This analytics pipeline is composed of the following steps:
- EXTRACT - Data is procured from the NBA's API (see
src/api_helpers.py
) - LOAD - Data is loaded into BigQuery via a custom wrapper (see
src/utilities/bigquery.py
) - TRANSFORM - Raw BigQuery data is cleaned and reshaped with
dbt
(seenba_dbt/
)
You'll need a Google service account stored locally - ./service_accounts/nba-player-analytics-service.json
... this is used by every service!
The core cloud infrastructure is managed via Terraform in the infrastructure/
directory. Configuration, production and development datasets, a production Cloud Run service, and all the relevant IAM permissions are managed here. To run this locally, ensure you have a infrastructure/local.json
file defined like:
{
"USER_EMAIL": "<FILL>",
"SERVICE_ACCOUNT": "<FILL>",
"DOCKER_IMAGE_NAME": "<FILL>"
}
You'll find production and development Dockerfiles in the deploy/
directory. You can docker compose up --build -d
from the root of this project to build the dev environment; I've included a shell script to open an interactive terminal to test things out.

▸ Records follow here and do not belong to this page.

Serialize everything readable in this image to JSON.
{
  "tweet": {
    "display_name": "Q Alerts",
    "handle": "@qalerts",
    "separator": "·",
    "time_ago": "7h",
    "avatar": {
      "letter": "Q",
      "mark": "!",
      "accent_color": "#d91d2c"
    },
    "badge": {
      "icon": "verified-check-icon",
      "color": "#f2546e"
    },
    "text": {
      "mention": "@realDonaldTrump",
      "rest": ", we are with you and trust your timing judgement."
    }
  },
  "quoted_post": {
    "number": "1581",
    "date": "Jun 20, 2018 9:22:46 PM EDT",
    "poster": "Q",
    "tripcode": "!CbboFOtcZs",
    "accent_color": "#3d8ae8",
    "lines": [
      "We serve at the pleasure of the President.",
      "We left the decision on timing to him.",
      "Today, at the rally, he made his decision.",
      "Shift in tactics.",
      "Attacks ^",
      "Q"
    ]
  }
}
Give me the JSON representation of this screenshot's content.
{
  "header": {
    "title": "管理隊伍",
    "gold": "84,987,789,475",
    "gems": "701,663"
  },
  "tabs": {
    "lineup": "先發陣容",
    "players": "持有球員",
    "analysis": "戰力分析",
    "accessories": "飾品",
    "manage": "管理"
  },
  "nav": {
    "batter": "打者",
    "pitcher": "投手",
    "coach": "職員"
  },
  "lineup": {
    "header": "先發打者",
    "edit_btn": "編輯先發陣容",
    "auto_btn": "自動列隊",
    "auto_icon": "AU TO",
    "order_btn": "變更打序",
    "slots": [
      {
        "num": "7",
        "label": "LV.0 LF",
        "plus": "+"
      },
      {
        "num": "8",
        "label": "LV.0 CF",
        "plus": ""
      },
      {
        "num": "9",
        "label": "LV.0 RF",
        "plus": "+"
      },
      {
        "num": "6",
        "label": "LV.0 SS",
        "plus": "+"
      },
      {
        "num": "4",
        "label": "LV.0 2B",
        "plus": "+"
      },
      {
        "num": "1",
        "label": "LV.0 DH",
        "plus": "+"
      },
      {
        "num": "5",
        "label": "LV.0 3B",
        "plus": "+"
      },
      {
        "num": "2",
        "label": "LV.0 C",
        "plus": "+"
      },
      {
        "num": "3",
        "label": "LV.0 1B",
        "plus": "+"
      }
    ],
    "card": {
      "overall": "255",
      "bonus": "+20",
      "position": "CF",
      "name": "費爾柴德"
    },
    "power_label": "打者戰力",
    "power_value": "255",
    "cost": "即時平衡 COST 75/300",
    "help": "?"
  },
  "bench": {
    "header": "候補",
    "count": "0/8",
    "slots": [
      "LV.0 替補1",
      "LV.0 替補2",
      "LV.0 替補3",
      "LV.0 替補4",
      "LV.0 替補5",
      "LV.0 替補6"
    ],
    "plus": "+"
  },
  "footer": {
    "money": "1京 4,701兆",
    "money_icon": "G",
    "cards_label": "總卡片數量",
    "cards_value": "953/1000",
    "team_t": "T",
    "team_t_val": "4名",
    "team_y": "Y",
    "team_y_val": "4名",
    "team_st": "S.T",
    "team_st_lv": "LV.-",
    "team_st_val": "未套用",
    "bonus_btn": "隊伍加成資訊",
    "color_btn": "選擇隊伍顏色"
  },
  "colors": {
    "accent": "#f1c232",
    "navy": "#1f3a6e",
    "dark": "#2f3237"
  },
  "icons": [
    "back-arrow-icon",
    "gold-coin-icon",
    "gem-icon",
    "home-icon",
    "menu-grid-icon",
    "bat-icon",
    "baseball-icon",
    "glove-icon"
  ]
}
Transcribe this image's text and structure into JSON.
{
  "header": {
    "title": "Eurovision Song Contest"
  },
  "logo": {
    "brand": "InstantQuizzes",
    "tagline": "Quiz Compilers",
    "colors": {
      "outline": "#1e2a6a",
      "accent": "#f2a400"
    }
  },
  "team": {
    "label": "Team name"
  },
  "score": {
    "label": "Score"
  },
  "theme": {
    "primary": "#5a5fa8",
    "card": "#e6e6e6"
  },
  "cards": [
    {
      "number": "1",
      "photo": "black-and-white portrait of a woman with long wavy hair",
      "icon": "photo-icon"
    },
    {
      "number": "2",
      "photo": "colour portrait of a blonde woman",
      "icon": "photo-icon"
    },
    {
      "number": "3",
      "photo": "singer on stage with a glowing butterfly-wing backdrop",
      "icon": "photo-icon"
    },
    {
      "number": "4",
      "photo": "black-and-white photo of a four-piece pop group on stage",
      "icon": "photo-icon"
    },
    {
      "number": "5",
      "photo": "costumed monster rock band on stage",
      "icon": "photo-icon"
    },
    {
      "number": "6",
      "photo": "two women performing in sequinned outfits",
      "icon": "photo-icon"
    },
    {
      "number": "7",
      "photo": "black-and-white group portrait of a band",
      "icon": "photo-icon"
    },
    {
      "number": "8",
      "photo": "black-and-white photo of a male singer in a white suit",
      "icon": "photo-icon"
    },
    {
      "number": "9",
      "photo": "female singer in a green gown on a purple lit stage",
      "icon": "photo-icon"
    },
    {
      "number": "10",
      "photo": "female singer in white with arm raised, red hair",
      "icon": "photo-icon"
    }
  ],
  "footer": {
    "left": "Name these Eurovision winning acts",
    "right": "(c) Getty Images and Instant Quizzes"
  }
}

The big difference here is that DEV sleeps infinitely, so it just sits idly and waits for a command. PROD runs a series of commands (defined in deploy/entrypoint.sh
) to authenticate the shell and connect it to Prefect Cloud.
This is all wrapped in src/run.py
. There are optional CLI arguments to run this locally (outside the cloud context), with a debugger, fully refreshing the data, etc... see src/utilities/cli.py
for a full list.
This project IS hardcoded to run Knicks data, because frankly that's all I cared to do!
All of the data transformations are handled by dbt - see nba_dbt/README.md
for a quick mapping. Transformations happen in staging/
, aggregations and splits happen in clean/
and individual players are modeled in player_summaries/
- Pull this data into a React app to serve as a dashboard. Player dropdown, stat dropdown, all team stats, etc.
- Train some simple ML models to predict team success as a factor of individual stats and conditions
- Team offensive rating when Jalen plays > 30 minutes?
- Defense against top-4 seeds when playing back to back games?